Representation of marginalized groups in film and TV also normalizes being different and encourages both empathy and understanding from the viewers. Casting actors with disabilities, actors of color, and actors that represent other marginalized groups in major roles raises awareness and visibility while also validating the experiences and talents of those actors. When people in marginalized groups see people like themselves on the screen, it can change how they personally see themselves.
A great example of this is Chris Burke, an actor with Down syndrome who played Corky Thatcher on the popular drama “Life Goes On” for five years. This show’s inclusion of a family that had a child with Down syndrome educated millions of viewers on Down syndrome and promoted acceptance of people with Down syndrome.
By casting Noah Matofsky in such a major role, Disney is going to change the game when it comes to the representation of people with disabilities in both film and popular culture.
The Importance of Casting Actors with Disabilities
The talent agency that Noah signed with as a model, Zebedee, is a rarity among talent agencies because they represent primarily actors, models, and talent with disabilities. They also work with plus-size models and trans and non-binary models and actors.

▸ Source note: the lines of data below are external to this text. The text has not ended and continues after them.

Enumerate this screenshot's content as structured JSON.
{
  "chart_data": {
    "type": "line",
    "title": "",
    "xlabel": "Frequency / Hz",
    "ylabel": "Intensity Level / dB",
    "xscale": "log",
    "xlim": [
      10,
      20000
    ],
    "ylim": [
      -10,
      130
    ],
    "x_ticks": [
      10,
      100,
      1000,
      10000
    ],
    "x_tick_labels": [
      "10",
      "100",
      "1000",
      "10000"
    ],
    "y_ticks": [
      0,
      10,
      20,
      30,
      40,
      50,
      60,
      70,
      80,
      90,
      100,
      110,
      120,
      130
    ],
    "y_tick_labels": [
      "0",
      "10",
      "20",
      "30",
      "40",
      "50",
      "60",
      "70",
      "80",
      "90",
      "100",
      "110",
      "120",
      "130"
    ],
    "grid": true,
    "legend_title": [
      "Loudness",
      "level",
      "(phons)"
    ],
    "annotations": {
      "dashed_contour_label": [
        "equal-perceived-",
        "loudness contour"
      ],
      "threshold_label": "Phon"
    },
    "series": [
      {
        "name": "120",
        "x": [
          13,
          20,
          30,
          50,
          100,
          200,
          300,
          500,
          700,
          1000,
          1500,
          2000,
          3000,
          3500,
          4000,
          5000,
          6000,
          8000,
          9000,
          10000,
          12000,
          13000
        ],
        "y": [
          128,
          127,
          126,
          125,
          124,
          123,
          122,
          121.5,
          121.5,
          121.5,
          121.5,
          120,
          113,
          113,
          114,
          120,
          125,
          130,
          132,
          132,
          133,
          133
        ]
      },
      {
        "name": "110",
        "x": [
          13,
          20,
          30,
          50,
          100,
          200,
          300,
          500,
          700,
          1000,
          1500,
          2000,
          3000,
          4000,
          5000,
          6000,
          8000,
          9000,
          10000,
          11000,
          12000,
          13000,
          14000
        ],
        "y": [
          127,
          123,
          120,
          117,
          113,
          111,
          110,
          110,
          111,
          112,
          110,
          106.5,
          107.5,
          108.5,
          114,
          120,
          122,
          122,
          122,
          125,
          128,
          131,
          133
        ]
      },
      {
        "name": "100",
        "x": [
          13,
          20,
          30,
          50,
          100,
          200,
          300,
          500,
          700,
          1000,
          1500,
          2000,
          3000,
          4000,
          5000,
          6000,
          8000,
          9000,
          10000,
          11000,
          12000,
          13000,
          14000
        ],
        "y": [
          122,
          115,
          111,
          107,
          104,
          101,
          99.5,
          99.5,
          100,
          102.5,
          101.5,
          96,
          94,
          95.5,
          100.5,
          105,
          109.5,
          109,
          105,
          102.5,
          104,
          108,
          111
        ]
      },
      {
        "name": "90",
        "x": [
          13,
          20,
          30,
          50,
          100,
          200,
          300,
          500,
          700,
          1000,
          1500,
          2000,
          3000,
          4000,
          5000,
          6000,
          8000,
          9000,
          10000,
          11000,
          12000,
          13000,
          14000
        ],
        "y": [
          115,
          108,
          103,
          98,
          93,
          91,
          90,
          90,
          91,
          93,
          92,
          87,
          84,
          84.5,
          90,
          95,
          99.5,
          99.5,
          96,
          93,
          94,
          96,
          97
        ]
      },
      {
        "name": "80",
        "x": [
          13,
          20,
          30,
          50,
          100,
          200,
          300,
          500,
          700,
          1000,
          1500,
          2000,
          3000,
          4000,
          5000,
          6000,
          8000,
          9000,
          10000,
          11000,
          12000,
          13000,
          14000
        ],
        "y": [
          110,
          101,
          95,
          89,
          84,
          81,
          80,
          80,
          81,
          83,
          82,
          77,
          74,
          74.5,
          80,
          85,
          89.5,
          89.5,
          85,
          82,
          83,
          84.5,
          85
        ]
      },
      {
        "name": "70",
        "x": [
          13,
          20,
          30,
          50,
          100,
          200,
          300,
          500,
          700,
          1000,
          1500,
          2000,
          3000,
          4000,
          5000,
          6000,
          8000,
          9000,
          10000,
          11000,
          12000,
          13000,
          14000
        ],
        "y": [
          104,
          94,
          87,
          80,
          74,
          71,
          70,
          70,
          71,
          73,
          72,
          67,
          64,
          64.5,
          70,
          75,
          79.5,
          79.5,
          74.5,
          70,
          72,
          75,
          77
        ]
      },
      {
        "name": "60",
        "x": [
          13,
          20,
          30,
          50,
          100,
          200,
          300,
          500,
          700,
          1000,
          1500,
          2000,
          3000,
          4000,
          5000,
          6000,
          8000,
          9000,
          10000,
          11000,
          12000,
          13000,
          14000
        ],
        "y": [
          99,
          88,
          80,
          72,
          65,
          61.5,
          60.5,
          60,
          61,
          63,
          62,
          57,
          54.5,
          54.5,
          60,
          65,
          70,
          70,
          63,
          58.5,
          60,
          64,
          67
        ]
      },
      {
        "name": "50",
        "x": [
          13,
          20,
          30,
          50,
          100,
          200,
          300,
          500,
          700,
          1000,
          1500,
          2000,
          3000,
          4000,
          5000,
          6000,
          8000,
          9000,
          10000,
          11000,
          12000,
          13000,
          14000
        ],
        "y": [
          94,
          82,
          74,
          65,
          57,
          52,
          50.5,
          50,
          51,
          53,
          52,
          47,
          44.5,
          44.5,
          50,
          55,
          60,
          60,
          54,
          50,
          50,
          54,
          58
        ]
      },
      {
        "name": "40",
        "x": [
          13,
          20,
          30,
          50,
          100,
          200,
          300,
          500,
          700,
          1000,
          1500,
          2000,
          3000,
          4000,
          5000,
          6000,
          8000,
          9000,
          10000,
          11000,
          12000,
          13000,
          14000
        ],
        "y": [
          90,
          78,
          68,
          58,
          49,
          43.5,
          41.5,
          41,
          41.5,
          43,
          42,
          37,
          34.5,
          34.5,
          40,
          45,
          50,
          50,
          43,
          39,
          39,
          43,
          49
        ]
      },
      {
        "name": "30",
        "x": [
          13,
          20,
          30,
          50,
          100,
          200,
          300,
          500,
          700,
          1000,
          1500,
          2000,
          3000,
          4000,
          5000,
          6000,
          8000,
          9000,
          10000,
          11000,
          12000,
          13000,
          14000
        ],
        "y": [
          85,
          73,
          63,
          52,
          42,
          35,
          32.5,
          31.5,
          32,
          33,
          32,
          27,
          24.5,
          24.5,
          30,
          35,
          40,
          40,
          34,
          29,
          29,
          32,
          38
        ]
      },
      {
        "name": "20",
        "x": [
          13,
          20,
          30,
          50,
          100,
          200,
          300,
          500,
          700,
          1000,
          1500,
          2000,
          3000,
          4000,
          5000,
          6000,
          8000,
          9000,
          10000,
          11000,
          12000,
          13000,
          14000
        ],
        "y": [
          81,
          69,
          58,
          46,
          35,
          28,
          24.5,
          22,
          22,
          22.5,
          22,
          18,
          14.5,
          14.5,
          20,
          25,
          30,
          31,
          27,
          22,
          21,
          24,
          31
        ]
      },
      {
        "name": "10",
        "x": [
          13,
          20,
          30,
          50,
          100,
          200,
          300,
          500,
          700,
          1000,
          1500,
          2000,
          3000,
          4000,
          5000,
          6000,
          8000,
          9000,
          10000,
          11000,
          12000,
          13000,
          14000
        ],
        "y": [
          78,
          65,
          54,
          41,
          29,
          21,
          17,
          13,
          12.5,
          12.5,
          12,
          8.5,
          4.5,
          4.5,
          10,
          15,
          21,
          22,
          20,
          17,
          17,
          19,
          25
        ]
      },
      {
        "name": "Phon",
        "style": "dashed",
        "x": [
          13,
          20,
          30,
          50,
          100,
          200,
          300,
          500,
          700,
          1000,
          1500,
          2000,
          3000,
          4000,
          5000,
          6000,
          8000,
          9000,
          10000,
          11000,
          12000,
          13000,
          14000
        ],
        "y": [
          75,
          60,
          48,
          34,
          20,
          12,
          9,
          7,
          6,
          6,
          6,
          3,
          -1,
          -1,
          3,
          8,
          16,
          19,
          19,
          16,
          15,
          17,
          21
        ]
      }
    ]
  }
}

Inclusive talent agencies like Zebedee are important because they are changing the game in the entertainment, modeling, and talent industries by fighting for roles and jobs for people that have unfortunately been overlooked by traditional agents for decades.
When Variety looked at 31 of the most popular shows on TV, they found that 95% of the actors on these shows were able-bodied, even though some characters were disabled. There’s been a long history of able-bodied actors playing disabled characters. Like the character of Artie Abrams on the very popular show “Glee.” The character used a wheelchair after a spinal cord injury but was played by able-bodied actor Kevin McHale. Because disabled actors couldn’t get representation from mainstream agents, they were overlooked by casting directors.
But now, more and more agents are recognizing the unique talent that disabled and marginalized actors have and are including them on their talent rosters.
In the past, even when scripts called for actors with Down syndrome or intellectual disabilities, there often weren’t any actors to fill those roles because the talent agencies wouldn’t represent or promote them.
As talent agents begin to cultivate relationships with actors and models who are outside the mainstream, they can put forward actors with Down syndrome and other challenges to play the roles. And that means that Hollywood will start creating more characters and writing more stories for actors that have disabilities because they will have the actors to fill these roles.
Disney’s commitment to diversity in casting will hopefully lead to meaningful representation of people with disabilities in Hollywood. Progress has been slow when it comes to the willingness of major studios to cast disabled actors. But, if anything will motivate them to start including disabled actors in bigger roles, it is the success of Peter Pan & Wendy. Noah Matofsky is leading the way when it comes to the creation of better roles and representation for actors with disabilities.